Taylor series approximates any smooth function as an infinite sum of polynomials. Used in numerical methods and approximations.

f(x) = f(a) + f'(a)(x-a) + f''(a)(x-a)²/2! + f'''(a)(x-a)³/3! + ...

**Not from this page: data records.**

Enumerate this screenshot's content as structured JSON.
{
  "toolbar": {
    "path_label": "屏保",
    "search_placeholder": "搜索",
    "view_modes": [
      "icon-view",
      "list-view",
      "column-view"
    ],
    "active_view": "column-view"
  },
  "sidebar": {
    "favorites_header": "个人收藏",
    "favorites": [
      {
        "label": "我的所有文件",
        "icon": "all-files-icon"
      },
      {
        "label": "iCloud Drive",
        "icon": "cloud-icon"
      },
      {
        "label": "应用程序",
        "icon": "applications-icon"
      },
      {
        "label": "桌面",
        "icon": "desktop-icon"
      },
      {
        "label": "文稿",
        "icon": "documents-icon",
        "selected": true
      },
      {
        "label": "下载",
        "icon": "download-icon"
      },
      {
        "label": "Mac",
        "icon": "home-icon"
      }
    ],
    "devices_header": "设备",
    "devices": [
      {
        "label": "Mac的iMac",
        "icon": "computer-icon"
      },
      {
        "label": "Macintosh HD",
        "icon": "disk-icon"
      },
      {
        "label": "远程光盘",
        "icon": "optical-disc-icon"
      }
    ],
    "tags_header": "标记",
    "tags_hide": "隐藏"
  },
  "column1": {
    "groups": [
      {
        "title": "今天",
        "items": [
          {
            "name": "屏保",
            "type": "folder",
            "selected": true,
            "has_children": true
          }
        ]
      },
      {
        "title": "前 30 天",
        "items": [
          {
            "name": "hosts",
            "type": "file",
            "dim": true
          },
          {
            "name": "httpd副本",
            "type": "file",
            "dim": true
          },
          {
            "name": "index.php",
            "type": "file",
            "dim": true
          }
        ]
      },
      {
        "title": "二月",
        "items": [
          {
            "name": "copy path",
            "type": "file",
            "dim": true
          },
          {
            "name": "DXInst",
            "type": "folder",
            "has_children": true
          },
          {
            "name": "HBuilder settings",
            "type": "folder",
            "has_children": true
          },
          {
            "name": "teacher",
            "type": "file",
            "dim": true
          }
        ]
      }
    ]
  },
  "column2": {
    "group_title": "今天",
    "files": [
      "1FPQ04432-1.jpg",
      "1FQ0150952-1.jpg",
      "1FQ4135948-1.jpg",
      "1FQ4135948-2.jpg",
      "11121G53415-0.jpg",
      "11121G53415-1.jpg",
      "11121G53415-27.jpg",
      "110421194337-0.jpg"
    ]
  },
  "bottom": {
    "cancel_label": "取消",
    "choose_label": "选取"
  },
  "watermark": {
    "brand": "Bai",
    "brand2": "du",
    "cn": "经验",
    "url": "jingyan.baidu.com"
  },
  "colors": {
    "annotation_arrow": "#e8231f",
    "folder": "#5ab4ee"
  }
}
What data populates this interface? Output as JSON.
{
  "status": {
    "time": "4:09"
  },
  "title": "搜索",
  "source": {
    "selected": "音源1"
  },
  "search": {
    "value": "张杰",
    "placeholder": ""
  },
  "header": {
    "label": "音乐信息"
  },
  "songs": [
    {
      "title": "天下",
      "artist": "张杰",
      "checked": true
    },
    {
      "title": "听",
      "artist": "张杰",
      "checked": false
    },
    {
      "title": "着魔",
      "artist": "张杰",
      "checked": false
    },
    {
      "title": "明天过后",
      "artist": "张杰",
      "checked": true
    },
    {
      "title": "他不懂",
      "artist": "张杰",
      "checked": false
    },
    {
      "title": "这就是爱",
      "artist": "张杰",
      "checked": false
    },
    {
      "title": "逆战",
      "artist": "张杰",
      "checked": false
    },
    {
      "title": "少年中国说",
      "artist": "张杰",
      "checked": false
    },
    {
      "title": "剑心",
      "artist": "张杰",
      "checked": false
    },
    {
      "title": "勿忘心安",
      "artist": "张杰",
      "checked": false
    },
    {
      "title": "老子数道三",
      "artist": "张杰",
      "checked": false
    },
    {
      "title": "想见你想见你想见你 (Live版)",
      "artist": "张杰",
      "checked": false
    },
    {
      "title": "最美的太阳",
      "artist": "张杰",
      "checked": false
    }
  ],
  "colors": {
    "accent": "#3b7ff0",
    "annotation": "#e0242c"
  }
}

Common Series (around x=0)

e^x = 1 + x + x²/2! + x³/3! + x⁴/4! + ...
sin(x) = x - x³/3! + x⁵/5! - x⁷/7! + ...
cos(x) = 1 - x²/2! + x⁴/4! - x⁶/6! + ...
ln(1+x) = x - x²/2 + x³/3 - x⁴/4 + ... (for |x| < 1)

9. Integration Tricks

U-Substitution

Problem: ∫ 2x·cos(x²) dx
Let u = x², du = 2x dx
= ∫ cos(u) du
= sin(u) + C
= sin(x²) + C

Integration by Parts (ILATE)

Order: Inverse, Log, Algebraic, Trig, Exponential

Problem: ∫ x·ln(x) dx
u = ln(x), dv = x dx
du = 1/x dx, v = x²/2
= (x²/2)·ln(x) - ∫ x²/2·1/x dx
= (x²/2)·ln(x) - x²/4 + C

10. Definite Integrals

Fundamental Theorem of Calculus

∫ₐᵇ f(x) dx = F(b) - F(a) where F'(x) = f(x)

Properties

∫ₐᵇ f(x) dx = -∫ᵇₐ f(x) dx
∫ₐᵇ [f(x) + g(x)] dx = ∫ₐᵇ f(x) dx + ∫ₐᵇ g(x) dx
∫ₐᵇ c·f(x) dx = c·∫ₐᵇ f(x) dx

11. Multivariable Calculus

Gradient

∇f = [∂f/∂x, ∂f/∂y, ∂f/∂z]

Direction of steepest ascent

Directional Derivative

D_u f = ∇f · u

Rate of change in direction u

Hessian Matrix

H = [∂²f/∂x² ∂²f/∂x∂y]
[∂²f/∂y∂x ∂²f/∂y²]

Second derivatives

12. Quick Reference for Neural Networks

Backpropagation Chain Rule

∂L/∂w = ∂L/∂ŷ · ∂ŷ/∂z · ∂z/∂w

Gradient of Common Operations

Matrix Multiplication: y = Wx

∂y/∂W = x^T
∂y/∂x = W^T

Element-wise: y = x ⊙ w

∂y/∂x = w
∂y/∂w = x

Quick Tips for Exams

✓ Always check for 0/0, ∞/∞ → Use L'Hôpital's Rule
✓ Integration: Try u-substitution first
✓ Product of functions: Use Product Rule or Integration by Parts
✓ Chain functions: Always use Chain Rule
✓ Don't forget +C in indefinite integrals
✓ Check your limits in definite integrals

Practice Problems

1. d/dx[x³·e^(2x)] = ?
2. ∫ x·cos(x) dx = ?
3. lim(x→0) (e^x - 1)/x = ?
4. ∇(x²y + y²z) = ?
Show Answers
1. 3x²·e^(2x) + x³·2e^(2x) = e^(2x)(3x² + 2x³)
2. x·sin(x) + cos(x) + C
3. 1 [Use L'Hôpital's Rule]
4. [2xy, x² + 2yz, y²]

Pro Tips

For ML/DL

Focus on Chain Rule, Partial Derivatives, and Gradient - they're the foundation of backpropagation.

For Exams

Memorize basic derivatives and integrals tables. Practice identifying which rule to use.

Practice

Do problems daily - calculus needs muscle memory. Start simple, then increase complexity.